Lors de l’attaque cardiaque qu’il a subie dans ce lieu de détention lugubre, créé pour la circonstance sur la base d’un arrêté ministériel jamais publié, nous avons saisi en temps opportun, dans l’immédiateté et en toute urgence les autorités judiciaires, y compris le parquet et le pôle chargé de l’instruction, pour demander encore et à nouveau la mise en liberté provisoire de l’ancien président, afin qu’il puisse bénéficier cette fois-ci de soins adéquats pendant qu’il est encore temps, sans exclure l’impérieuse nécessité de son évacuation dans un avion médicalisé vers une destination où il pourrait valablement être soigné, sauf que le parquet et le pôle chargé de l’instruction se sont cette fois-ci murés dans un silence de plomb, sans égard pour les requêtes que nous leur avons respectivement adressées.

2) Par la suite, et bien plus tard, une ordonnance de mise en liberté provisoire est intervenue en faveur de l’ancien président, conformément aux réquisitions du parquet, bien qu’en accord avec notre requête royalement ignorée par les liens de l’instance, et dans laquelle nous dénonçions avec véhémence la dégradation de la santé de notre client qui est en soi, un argument qui milite fortement pour sa liberté ; cette ordonnance n’est intervenue qu’une semaine après l’attaque cardiaque subie par l’ancien président, ce qui a incontestablement contribué à aggraver son état de santé.

C’est le lieu ici, de rendre hommage aux médecins du staff médical, respectueux de leur serment et de leur obligation de prudence, pour avoir soutenu dans leur rapport que l’ancien président de la république avait besoin de conditions favorables à sa convalescence, incompatibles avec son maintien en détention.

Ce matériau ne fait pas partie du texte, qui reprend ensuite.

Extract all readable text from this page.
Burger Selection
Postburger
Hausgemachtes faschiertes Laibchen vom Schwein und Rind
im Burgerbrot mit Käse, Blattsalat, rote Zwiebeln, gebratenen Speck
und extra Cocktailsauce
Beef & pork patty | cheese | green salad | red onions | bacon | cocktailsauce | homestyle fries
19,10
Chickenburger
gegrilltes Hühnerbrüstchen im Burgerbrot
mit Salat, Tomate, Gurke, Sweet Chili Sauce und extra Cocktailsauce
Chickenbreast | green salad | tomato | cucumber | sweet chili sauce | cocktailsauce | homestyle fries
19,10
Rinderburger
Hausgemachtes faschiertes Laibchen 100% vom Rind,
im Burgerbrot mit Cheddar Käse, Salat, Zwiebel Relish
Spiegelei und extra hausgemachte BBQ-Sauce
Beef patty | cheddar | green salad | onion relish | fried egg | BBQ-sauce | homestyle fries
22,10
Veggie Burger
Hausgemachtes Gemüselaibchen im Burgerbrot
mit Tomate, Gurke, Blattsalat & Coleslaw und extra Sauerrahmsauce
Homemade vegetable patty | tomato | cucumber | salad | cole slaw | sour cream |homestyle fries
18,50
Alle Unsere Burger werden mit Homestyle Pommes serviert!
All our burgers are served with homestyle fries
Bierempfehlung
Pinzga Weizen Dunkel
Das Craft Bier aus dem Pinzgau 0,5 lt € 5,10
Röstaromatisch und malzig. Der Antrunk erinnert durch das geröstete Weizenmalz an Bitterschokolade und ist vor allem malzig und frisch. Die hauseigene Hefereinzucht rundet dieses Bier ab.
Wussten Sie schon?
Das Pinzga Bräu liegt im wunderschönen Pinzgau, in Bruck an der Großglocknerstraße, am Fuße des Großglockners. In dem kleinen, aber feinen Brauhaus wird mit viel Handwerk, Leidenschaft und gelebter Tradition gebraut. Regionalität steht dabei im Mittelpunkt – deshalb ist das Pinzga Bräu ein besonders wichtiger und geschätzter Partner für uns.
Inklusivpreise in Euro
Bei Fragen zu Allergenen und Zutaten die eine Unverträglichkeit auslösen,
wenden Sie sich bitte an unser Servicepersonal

3) C’est le lieu également, sous un tout autre angle, de dénoncer l’illégalité de l’autre ordonnance, mettant cette fois-ci l’ancien président de la république sous surveillance judiciaire, et dont l’exécution est confiée par ses attendus à la direction de la sûreté, alors qu’elle n’est nullement, et en aucune manière concernée par ce dossier ; ce qui ne fait que confirmer l’immixtion flagrante du ministère de l’intérieur dans une procédure censée relever de la seule compétence du judiciaire ; le tout en violation du principe de la séparation des pouvoirs.

C’est ainsi que l’ancien président est à nouveau victime d’un isolement total, sauf que cette fois-ci, il subit sa peine à domicile, transformé en prison, avec tout autour, des cordons de policiers affiliés au ministère de l’intérieur, interdisant tout accès aux lieux, et veillant par tout moyen, à faire subir à l’ancien président toutes sortes d’actes vexatoires, comme lorsqu’ils interdisent l’accès du domicile à des techniciens venus réparer des pannes d’électricité, privation qui a duré plusieurs jours, exposant les habitants des lieux à toutes sortes de déboires …………etc.

La surveillance judiciaire, à laquelle est soumis l’ancien président de la république, viole l’article 123 du code de procédure pénale, car le seul et unique objectif recherché par le législateur à travers une telle atteinte à la liberté qui doit rester exceptionnelle, est de garantir la présence du prévenu aux actes de l’instruction, non de le condamner de facto à une peine privative de liberté déguisée en détention préventive.

De surcroît, l’ordonnance de mise sous contrôle judiciaire interdit dans ses attendus, toute visite à l’ancien président, sauf celles de ses proches, alors qu’en matière de contrôle judiciaire, l’alinéa 11 de l’article 124 du code de procédure pénale exige que les personnes interdites de visite soient déterminées avec précision ; l’ordonnance a transformé une exception en règle générale, lui conférant de la sorte, une primauté sur la loi.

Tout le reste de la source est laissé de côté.